Given an array nums with \(n\) objects colored red (0), white (1), or blue (2), sort them in-place so that objects of the same color are adjacent, in the order red, white, and blue.

Solution¶

Pattern¶

Three-Way Partitioning (Dutch National Flag)

How to Identify¶

The input contains a fixed, small number of unique values (e.g., 0, 1, 2).
You are asked to sort in \(O(n)\) time and \(O(1)\) space.
Relative order of same elements doesn't matter (though the standard version is unstable).

Description¶

We maintain three pointers to divide the array into four sections. 1. Elements before low are 0s. 2. Elements between low and mid-1 are 1s. 3. Elements from mid to high are unprocessed. 4. Elements after high are 2s.

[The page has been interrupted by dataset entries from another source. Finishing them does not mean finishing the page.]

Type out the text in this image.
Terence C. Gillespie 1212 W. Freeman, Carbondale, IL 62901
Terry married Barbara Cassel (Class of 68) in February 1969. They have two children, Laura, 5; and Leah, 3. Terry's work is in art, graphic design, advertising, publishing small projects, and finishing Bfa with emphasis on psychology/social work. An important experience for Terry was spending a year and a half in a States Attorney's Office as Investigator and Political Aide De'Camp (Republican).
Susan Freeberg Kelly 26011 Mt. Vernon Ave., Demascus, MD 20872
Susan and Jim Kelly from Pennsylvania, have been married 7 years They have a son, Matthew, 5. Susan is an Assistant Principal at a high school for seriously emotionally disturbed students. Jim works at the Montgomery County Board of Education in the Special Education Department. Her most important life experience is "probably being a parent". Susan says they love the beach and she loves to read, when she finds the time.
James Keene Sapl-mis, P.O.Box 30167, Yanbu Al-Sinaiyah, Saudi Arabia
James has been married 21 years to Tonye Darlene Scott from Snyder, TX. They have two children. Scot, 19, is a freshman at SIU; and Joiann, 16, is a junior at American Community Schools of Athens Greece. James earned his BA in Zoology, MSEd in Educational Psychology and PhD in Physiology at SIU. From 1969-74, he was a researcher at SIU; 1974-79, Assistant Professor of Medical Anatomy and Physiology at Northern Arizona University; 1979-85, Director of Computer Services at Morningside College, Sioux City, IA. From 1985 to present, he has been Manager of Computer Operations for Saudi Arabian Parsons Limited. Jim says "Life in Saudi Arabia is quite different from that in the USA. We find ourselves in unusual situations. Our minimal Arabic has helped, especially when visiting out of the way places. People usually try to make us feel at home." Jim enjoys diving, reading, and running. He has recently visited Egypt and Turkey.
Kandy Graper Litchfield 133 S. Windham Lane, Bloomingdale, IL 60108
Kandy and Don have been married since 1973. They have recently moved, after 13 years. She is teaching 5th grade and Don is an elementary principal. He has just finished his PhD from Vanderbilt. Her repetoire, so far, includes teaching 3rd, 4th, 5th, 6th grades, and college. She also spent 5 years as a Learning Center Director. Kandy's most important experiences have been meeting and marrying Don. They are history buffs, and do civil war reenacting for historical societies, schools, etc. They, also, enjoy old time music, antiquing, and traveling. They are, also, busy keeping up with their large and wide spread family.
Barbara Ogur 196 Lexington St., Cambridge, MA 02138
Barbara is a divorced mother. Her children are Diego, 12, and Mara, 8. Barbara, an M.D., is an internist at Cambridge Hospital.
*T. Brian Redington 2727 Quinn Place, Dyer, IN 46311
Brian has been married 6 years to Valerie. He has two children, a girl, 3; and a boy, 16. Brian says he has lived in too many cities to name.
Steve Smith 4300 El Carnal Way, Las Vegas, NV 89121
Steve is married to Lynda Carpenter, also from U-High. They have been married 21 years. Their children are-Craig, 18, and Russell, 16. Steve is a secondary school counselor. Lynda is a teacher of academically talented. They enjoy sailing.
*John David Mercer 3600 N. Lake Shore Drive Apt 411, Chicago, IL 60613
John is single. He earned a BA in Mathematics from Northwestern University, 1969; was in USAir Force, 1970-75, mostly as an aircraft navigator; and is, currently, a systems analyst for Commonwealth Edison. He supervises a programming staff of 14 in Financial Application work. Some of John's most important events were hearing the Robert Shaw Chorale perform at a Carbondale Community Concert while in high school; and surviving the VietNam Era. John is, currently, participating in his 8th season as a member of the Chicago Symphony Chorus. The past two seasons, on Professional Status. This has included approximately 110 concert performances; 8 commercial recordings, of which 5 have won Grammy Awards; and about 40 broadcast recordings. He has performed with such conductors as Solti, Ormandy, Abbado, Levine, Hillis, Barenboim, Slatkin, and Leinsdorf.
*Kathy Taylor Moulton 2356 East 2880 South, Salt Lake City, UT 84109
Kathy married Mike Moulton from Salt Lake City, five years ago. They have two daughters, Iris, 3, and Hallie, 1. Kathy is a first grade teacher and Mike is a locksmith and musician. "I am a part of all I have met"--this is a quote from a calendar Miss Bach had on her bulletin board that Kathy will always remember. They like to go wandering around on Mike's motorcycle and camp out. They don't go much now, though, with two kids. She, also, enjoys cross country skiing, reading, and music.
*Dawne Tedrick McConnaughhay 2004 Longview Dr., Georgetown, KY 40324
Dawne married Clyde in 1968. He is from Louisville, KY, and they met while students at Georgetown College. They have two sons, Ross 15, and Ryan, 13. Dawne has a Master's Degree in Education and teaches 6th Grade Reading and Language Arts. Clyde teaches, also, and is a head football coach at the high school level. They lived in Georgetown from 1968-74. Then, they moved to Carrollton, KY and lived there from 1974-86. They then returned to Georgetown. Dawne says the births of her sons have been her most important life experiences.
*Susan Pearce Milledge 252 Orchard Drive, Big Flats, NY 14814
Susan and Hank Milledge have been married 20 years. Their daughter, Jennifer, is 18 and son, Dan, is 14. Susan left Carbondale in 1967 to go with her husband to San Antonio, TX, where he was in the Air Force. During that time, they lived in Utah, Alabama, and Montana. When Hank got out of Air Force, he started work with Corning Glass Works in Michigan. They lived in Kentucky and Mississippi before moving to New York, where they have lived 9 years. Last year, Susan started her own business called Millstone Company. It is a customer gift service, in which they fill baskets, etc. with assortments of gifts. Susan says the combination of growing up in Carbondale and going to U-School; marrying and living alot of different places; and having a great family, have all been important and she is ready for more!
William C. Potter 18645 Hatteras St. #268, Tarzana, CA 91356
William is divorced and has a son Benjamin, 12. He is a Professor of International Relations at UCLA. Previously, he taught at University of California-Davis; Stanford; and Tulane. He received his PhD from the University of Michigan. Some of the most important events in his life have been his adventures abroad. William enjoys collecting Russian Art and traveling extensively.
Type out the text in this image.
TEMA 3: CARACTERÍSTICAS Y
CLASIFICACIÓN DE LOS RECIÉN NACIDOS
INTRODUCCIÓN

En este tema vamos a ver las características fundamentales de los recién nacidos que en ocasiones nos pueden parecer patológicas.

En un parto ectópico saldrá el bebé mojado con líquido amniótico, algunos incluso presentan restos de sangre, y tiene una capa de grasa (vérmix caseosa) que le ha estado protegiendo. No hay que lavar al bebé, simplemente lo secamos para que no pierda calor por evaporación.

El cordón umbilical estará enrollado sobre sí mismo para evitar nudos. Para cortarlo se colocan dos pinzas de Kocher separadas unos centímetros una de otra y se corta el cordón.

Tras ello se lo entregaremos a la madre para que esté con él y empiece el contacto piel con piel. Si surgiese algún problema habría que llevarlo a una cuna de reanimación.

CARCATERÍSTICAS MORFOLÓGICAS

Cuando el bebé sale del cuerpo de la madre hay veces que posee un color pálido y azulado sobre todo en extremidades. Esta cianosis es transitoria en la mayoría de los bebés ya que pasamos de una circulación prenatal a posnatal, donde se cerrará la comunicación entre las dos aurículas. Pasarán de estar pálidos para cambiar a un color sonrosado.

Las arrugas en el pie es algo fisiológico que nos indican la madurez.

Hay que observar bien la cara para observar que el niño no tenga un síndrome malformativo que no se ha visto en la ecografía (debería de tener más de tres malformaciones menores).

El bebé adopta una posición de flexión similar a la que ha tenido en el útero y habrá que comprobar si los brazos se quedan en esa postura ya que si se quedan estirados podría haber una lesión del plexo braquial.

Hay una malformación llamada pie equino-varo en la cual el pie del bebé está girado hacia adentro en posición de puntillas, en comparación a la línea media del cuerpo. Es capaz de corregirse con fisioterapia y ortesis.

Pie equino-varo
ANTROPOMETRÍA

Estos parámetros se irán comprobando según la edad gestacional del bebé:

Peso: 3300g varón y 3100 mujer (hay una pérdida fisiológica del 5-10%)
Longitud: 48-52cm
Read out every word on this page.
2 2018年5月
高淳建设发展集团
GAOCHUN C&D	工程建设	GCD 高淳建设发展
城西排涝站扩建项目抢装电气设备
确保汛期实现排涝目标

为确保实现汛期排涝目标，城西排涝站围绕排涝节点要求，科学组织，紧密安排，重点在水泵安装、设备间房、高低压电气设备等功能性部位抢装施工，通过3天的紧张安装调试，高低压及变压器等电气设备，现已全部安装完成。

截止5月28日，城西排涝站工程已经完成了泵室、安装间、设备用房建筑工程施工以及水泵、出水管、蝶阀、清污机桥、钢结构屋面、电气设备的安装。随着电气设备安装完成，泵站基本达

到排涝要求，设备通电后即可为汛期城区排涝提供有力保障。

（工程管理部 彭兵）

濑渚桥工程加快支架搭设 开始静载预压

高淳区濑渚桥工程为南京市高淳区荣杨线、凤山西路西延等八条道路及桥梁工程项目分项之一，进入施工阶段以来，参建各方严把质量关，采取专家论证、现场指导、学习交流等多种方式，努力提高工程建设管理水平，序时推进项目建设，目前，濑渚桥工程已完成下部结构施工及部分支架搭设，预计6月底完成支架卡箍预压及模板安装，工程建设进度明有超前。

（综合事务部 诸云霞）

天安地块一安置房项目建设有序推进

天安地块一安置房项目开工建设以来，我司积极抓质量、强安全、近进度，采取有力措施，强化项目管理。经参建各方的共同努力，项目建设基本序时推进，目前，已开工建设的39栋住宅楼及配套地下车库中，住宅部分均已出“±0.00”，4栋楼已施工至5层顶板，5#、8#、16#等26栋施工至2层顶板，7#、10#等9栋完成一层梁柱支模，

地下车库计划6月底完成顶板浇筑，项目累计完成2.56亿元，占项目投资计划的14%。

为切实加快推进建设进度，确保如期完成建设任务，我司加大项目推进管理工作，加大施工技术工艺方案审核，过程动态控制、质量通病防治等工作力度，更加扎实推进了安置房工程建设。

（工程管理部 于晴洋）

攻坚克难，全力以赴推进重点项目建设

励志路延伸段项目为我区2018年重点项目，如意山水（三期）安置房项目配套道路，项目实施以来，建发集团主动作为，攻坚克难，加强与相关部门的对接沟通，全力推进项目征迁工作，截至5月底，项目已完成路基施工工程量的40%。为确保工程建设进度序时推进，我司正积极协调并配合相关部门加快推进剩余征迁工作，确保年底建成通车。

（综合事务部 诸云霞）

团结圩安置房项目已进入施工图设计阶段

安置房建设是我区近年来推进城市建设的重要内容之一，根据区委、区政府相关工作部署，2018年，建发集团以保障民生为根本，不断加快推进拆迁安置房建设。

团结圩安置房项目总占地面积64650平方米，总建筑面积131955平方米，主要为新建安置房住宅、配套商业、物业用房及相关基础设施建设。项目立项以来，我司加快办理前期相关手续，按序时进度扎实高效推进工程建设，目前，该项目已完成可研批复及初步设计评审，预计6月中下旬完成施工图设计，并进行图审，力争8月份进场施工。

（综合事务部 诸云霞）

As mid (the explorer) traverses the array, it "throws" 0s to the left and 2s to the right.

The Intuition¶

Imagine you are sorting three types of balls rolling down a tube. You have a "0-zone" on the far left and a "2-zone" on the far right. Every time you see a 0, you kick it to the left zone. Every time you see a 2, you kick it to the right zone. If you see a 1, you just let it stay where it is. By the time you've looked at every ball, the 1s will naturally be squeezed into the middle.

Complexity¶

Label	Worst	Average
Time Complexity	\(O(n)\)	\(O(n)\)
Space Complexity	\(O(1)\)	\(O(1)\)

Code (Refined Implementation)¶

class Solution {
    public void sortColors(int[] nums) {
        if (nums == null || nums.length < 2) return;

        int low = 0;          // Boundary for 0s
        int mid = 0;          // Explorer / Boundary for 1s
        int high = nums.length - 1; // Boundary for 2s

        while (mid <= high) {
            if (nums[mid] == 0) {
                swap(nums, low, mid);
                low++;
                mid++;
            } else if (nums[mid] == 1) {
                mid++;
            } else { // nums[mid] == 2
                swap(nums, mid, high);
                high--;
                // Do NOT increment mid here; we must check the new value at mid
            }
        }
    }

    private void swap(int[] nums, int i, int j) {
        int temp = nums[i];
        nums[i] = nums[j];
        nums[j] = temp;
    }
}

Concepts to Think About¶

Stability: Is this algorithm stable? (Hint: No. Swapping mid and high can change the relative order of two 2s).
Counting Sort Alternative: Why is DNF better than a two-pass counting sort? (Hint: DNF is a single pass, which matters for "One-Write" constraints or when the array is in a read-once stream).
Multi-Value Partitioning: How would you adapt this for 4 or 5 colors? (Hint: You'd need k−1 pointers, but the logic becomes increasingly complex).
Quicksort Connection: This three-way partition is exactly what makes QuickSort efficient when there are many duplicate keys.

Logical Follow-up¶

Question: "What if the array only contained 0s and 1s? How would you simplify your current logic?"

Solution: This becomes a standard Two-Pointer partition (like the first step of QuickSort). * You'd use a left and right pointer. * While left < right, if nums[left] == 1 and nums[right] == 0, swap them. * Increment left if it's 0, and decrement right if it's 1.